Illicit tobacco trade and excessive taxes denting economy

Author: Staff Report

ISLAMABAD: It is usually perceived that an increase in cigarette tax rates could result in a reduction in cigarette consumption and an increase in tax revenues. Taking this rationale forward, calls are made globally to increase tobacco taxes in countries.

According to the World Health Organization (WHO), increasing taxes will reduce the demand for cigarettes which is why recommendations are made for countries to increase tax rates. The Framework Convention on Tobacco Control (FCTC) states that price and tax measures are an effective and important means of reducing tobacco consumption. This may be true in countries whereby illicit cigarettes are not available, however, in a country like Pakistan, where illicit cigarettes sell at 1/5th the price, these arguments are counterproductive as consumers keep switching to such low priced non-tax paid cigarettes. Each country is unique and a one size fit all approach cannot be applied. In reality, any changes in tax rates must be considered along with a range of other factors such as inflation rates, growth in incomes and the potential impacts on the market for illicit cigarettes etc.

During last 5 years the Government has levied excessive excise increases, in light of such recommendations by the WHO. The net result, a widening price differential between legitimate industry brands and illicit brands, leading to a sharp rise in the sales of illicit cigarettes and a subsequent decline in the legitimate sector, keeping the overall industry consumption the same. The WHO itself states that ‘without prejudice to the sovereign right of the Parties to determine and establish their taxation policies’, which in essence means that countries reserve the right to establish their own policies.
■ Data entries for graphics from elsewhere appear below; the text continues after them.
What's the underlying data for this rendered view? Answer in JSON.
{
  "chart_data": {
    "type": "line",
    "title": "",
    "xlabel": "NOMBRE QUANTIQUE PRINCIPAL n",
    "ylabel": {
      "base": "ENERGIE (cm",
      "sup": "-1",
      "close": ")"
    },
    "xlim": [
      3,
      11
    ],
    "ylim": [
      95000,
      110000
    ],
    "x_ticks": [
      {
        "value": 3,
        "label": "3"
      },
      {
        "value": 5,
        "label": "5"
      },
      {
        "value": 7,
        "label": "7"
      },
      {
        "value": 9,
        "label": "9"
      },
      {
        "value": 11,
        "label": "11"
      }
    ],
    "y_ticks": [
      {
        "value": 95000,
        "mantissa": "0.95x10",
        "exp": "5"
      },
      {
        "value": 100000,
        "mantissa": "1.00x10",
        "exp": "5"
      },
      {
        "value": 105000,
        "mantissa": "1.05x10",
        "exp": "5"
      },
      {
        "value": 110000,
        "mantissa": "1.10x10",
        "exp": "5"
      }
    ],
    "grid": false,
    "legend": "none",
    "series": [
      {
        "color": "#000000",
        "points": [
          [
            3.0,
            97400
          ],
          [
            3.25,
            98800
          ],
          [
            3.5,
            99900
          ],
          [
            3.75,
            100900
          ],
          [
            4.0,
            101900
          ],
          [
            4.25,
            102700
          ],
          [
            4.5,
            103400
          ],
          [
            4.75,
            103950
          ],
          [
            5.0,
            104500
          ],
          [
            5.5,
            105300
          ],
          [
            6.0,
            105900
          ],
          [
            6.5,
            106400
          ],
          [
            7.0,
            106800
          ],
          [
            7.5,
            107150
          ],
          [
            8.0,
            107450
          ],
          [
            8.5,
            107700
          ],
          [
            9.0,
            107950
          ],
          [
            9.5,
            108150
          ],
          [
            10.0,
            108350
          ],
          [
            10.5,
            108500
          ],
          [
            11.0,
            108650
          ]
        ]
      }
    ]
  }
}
Consumption of illicit cigarettes is driven by a number of factors in different countries. These may include the macroeconomic environment, the regulatory burden on duty paid manufacturers and varying levels of enforcement. In Pakistan, however, as history has shown, the key determinant of illicit cigarette consumption is the growing price differential between duty paid cigarettes and illicit cigarettes. As illicit cigarettes avoid taxation they can be priced substantially below the price of even the cheapest duty paid cigarettes. For a given level of income this makes illicit cigarettes more affordable for consumers than duty paid cigarettes. As cigarette taxes are increased over time, this tends to increase the price differential between duty paid and illicit cigarettes further. The minimum tax per packet of cigarettes is Rs. 43, whereas there are local duty evading cigarettes selling well below this price, as low as Rs. 15.

In a recent meeting held by the Public Accounts Committee, it was highlighted that 88 billion cigarettes are consumed in Pakistan annually. It is an established fact that over the last 5 years, the consumption of cigarettes in the country has remained, more or less the same, standing at 81 billion sticks. However, the shift from legitimate industry volumes to the illicit industry has rapidly increased, with more than 40% of the market being illicit.

With such excessive excise led price increases, estimates reveal that the prices of legitimate cigarettes have increased by more than 100% over the last six years, whereas the prices of illicit cigarettes have seen a zero to nominal increase. In Pakistan, according to sources, more than Rs. 45 billion was lost by the government in the year 2015/16 in the form of potential revenues. Furthermore, the government contribution by the legitimate industry is also set to decrease, which shows that a uniform approach cannot be adopted for all countries. Each country and its dynamics are unique and must be dealt with separately, factoring in different variables.

Taking notice and showing great concern over the rapidly growing illicit cigarette market, the Federal Board of Revenue (FBR) constituted a joint task force called the IR Enforcement Network on Illicit Tobacco trade. The enforcement network under the supervision of CCIR, RTO Rawalpindi, as central coordinator, conducted raids in different cities all over country and confiscated a whopping 122 million illegal cigarettes, including tax evaded imported cigarettes and locally produced tax evading cigarettes.

Although the government is now actively carrying out enforcement drives all across the country, consistent enforcement needs to be a priority to curtail this growing black sector that continues to dent the economy. Furthermore, only enforcement against the crime will not deter the criminals, there need to be proper systems in place in order to stop the supply, i.e. create disincentive for the illicit players from making profits. Concrete fiscal and regulatory measures need to be taken in order to discourage, reduce and eliminate this form of illegal behaviour.